J’ai toujours hâte de lire les romans de Kev Lambert car non seulement il s’agit pour moi des plumes les plus marquantes de sa génération, mais on ne sait jamais sur quoi on va tomber. Ici, nous avons d’une histoire d’enfance sur fond de réveillon de Noël et de partys de famille. Parfait pour lire au début des vacances de Noël.
De quoi ça parle
2004. Zoey, 8 ans, va vivre son premier Noël depuis la séparation de ses parents. Il ne se sent pas bien dans sa peau, voudrait jouer avec des jouets dits « de fille » et n’est pas toujours bien traité à l’école. Pour Noël, il va dans la famille de son père au Lac-St-Jean où il ne se sent pas à sa place mais aussi où il y a sa cousine préférée, Emie-Anne, celle qui ose tout. Tous les deux vont partir dans un monde imaginaire où il devront sauver un mystérieux personnage masqué
Mon avis
Il y a toujours quelque chose dans la plume de Kev Lambert qui vient me chercher. Ici, nous nous éloignons du style plus formel de « Que notre joie demeure » mais c’est toujours aussi bien fait. Défitivement, il sait écrire. Je suis prête à lire n’importe quoi de cet auteur. Ici, nous sommes dans un conte un peu surnaturel, qui fait parfois pense à Ça de King par sa façon de parler des traumatismes de l’enfance, avec un brin de Zelda et des références à toutes ces portes secrètes qu’on ne trouve jamais. Sauf qu’ici, les deux enfants vont la trouver.

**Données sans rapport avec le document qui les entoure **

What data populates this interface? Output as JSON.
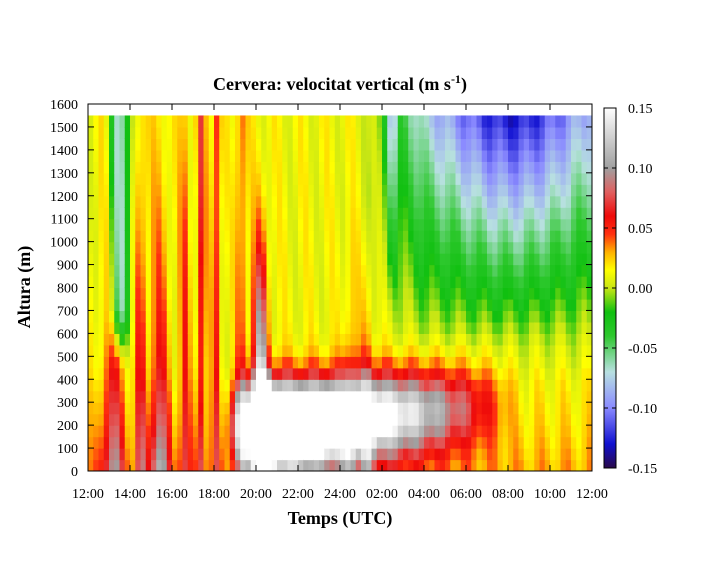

Pour apprécier, il ne faut pas avoir peur du côté « conte » et des métaphores qui vont avec. Pour ma part, j’adore les voix d’enfants, surtout quand elles sont dérangeantes. Emie-Anne l’est presque autant qu’une certaine Bérénice de l’oeuvre de Réjean Ducharme (vacherie de vacherie). Elle est née dans un autre pays et se sent étrangère malgré tous les efforts de sa mère pour éviter que ça se produise. Mère qu’elle méprise ouvertement. Pour Zoey, Emie-Anne est fabuleuse, extravertie alors qu’il préfère rentrer dans coquille. Et lors de cette soirée de Noël, ils vont se trouver et partir pour de grandes aventures.
Nous avons donc une réflexion sur l’identité, sur les secrets refoulés ainsi que sur la crainte du passage à l’âge adulte, qui bien qu’inévitable, leur fait terriblement peur. Surtout ne pas être comme eux, ces adultes qui portent toujours un masque, masque qui tombe parfois après 3-4 bières. Et ce n’est pas toujours beau. La famille de Zoey a un gros accent du lac, s’ils trouvent quelque chose mauvais, c’est « gai » et tout le monde est bien ancré dans les valeurs dites « traditionnelles ». La fête est vue à hauteur d’enfant, avec toutes les incohérences que ça soulève. C’est à la fois touchant et drôle.
Si nous voyons certes le côté des enfants, Lambert nous entraîne parfois dans la tête des adultes, ceux qui font de leur mieux, ceux qui souffrent aussi et ceux qui sont juste trop centrés sur eux-mêmes. Ceci apporte nuance et profondeur au récit centré sur le mal-être des enfants, souvent difficile à comprendre. Bref, une réussite quand on adhère au côté fantastique et qu’on accepte de ne pas tout comprendre.